There is an ongoing discussion about the difference between object-oriented programming (OOP) and functional programming (FP). Let's talk about similarities instead. Let's talk about the main building blocks: functions and objects.
If I won't be lazy this is gonna be a series of posts.
What is an object?
I tried to find a good definition, but it was harder than I thought a lot of sources talking about what is OOP, but nobody bothers to explain what is an object.
Let's go with object definition from Java, I guess:
Objects are key to understanding object-oriented technology. Look around right now and you'll find many examples of real-world objects: your dog, your desk, your television set, your bicycle.
Real-world objects share two characteristics: They all have state and behavior. Dogs have state (name, color, breed, hungry) and behavior (barking, fetching, wagging tail). Bicycles also have state (current gear, current pedal cadence, current speed) and behavior (changing gear, changing pedal cadence, applying brakes). Identifying the state and behavior for real-world objects is a great way to begin thinking in terms of object-oriented programming.
Pretty approachable definition. I will rephrase it a bit. The object is a state with a behavior attached to it.
What is a function?
I wrote 2 posts about it:
Let's go with the simplified definition (in the same vein as the object definition) and say that function is a behavior (for precise definition see links above).
In functional programming, they like to pass functions as values, to be able to do this functions "converted" to closures (converted is not a precise word here, because closure is a function with free variables, but let's go with a simplified view).
What is closure (in programming language)?
Closures are data structures with both a code and a data component.

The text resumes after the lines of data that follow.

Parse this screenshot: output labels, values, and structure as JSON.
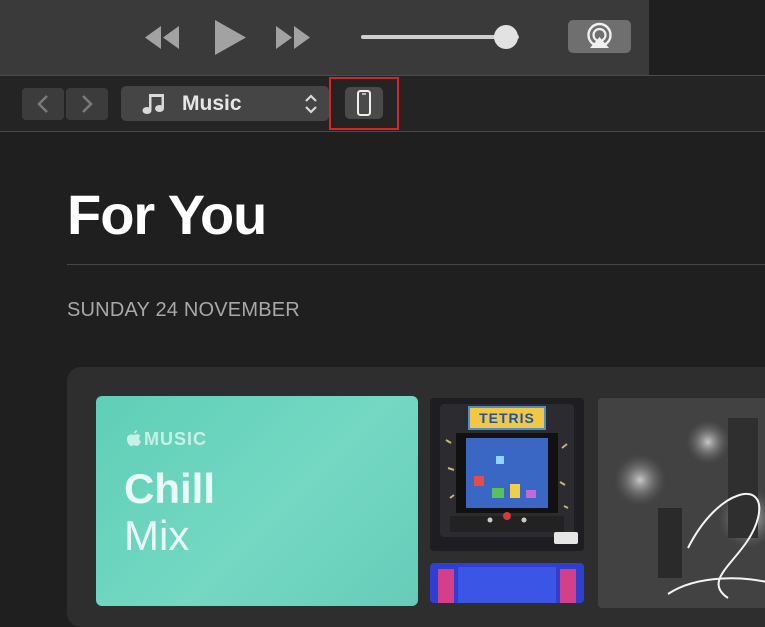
{
  "header": {
    "rewind_icon": "rewind-icon",
    "play_icon": "play-icon",
    "fast_forward_icon": "fast-forward-icon",
    "volume_level": 0.92,
    "airplay_icon": "airplay-icon"
  },
  "toolbar": {
    "back_icon": "chevron-left-icon",
    "forward_icon": "chevron-right-icon",
    "media_kind_icon": "music-note-icon",
    "media_kind": "Music",
    "media_chevron_icon": "up-down-chevron-icon",
    "device_icon": "iphone-icon"
  },
  "main": {
    "page_title": "For You",
    "date_label": "SUNDAY 24 NOVEMBER",
    "cards": [
      {
        "brand": "MUSIC",
        "title": "Chill",
        "subtitle": "Mix"
      }
    ],
    "albums": [
      {
        "icon": "arcade-album-art-icon",
        "label": "TETRIS"
      },
      {
        "icon": "night-city-album-art-icon"
      },
      {
        "icon": "blue-album-art-icon"
      }
    ]
  },
  "colors": {
    "accent": "#d62525",
    "chill_card": "#6ad4bf",
    "background": "#1f1f1f"
  }
}
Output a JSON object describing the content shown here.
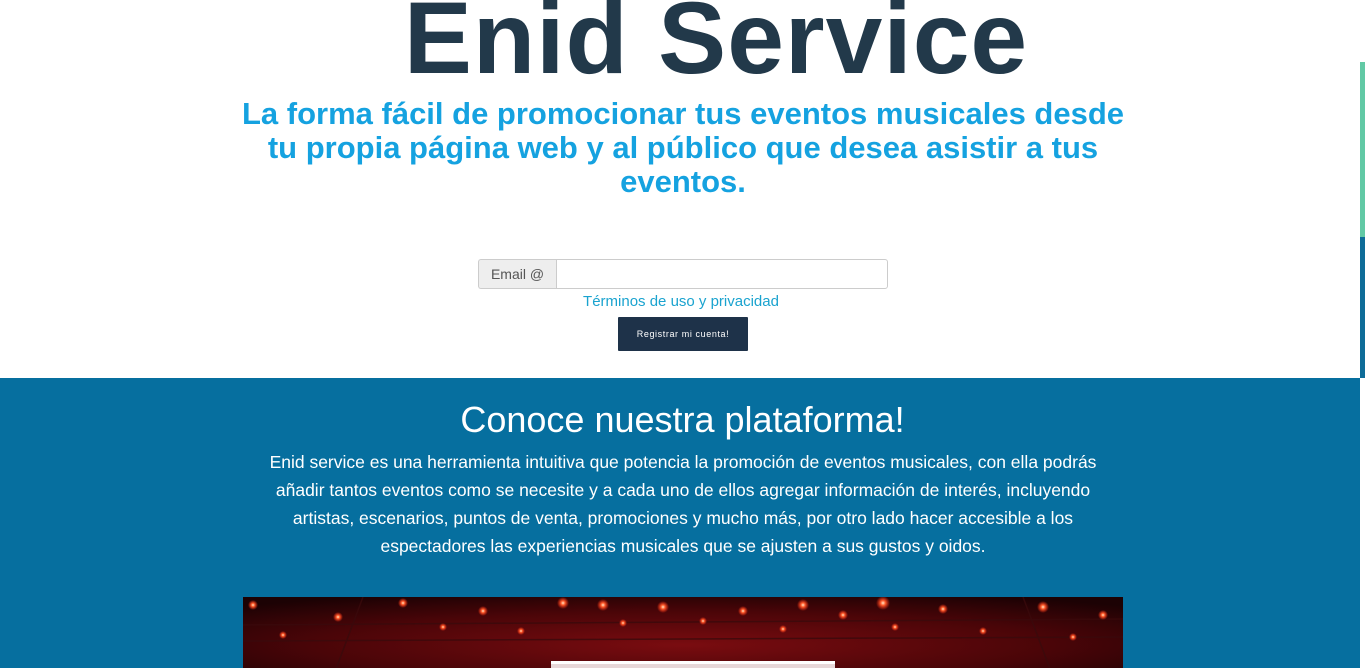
{
  "hero": {
    "title": "Enid Service",
    "tagline": "La forma fácil de promocionar tus eventos musicales desde tu propia página web y al público que desea asistir a tus eventos."
  },
  "signup": {
    "email_label": "Email @",
    "email_value": "",
    "email_placeholder": "",
    "terms_link": "Términos de uso y privacidad",
    "register_button": "Registrar mi cuenta!"
  },
  "platform": {
    "title": "Conoce nuestra plataforma!",
    "description": "Enid service es una herramienta intuitiva que potencia la promoción de eventos musicales, con ella podrás añadir tantos eventos como se necesite y a cada uno de ellos agregar información de interés, incluyendo artistas, escenarios, puntos de venta, promociones y mucho más, por otro lado hacer accesible a los espectadores las experiencias musicales que se ajusten a sus gustos y oidos."
  },
  "colors": {
    "title": "#22394a",
    "tagline": "#15a2e0",
    "button": "#1e3249",
    "link": "#1aa3cf",
    "section_bg": "#066f9f",
    "scroll_accent": "#62c9a5"
  },
  "icons": {
    "concert_image": "concert-stage-photo"
  }
}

I will rephrase it a bit. Closure (or function as value) is a behavior with a state attached to it. (State, in this case, is immutable. I refer to any data as a state)
Wait a second 🤔
Compare those 2 definitions again:
- The object is a state with a behavior attached to it
- The closure (or function as value) is a behavior with a state attached to it
Aren't they the same?
I don't believe it. What is your proof?
Let's write some codes. I will use JavaScript because it supports both paradigms.
class DogClass {
#name;
constructor(name) {
this.#name = name;
}
bark() {
return `${this.#name} is a good dog!`;
}
}
const belka = new DogClass('Belka');
belka.bark();
Note: this example uses "Class field declarations for JavaScript" proposal to declare private field name. At the moment of posting example works in Chrome.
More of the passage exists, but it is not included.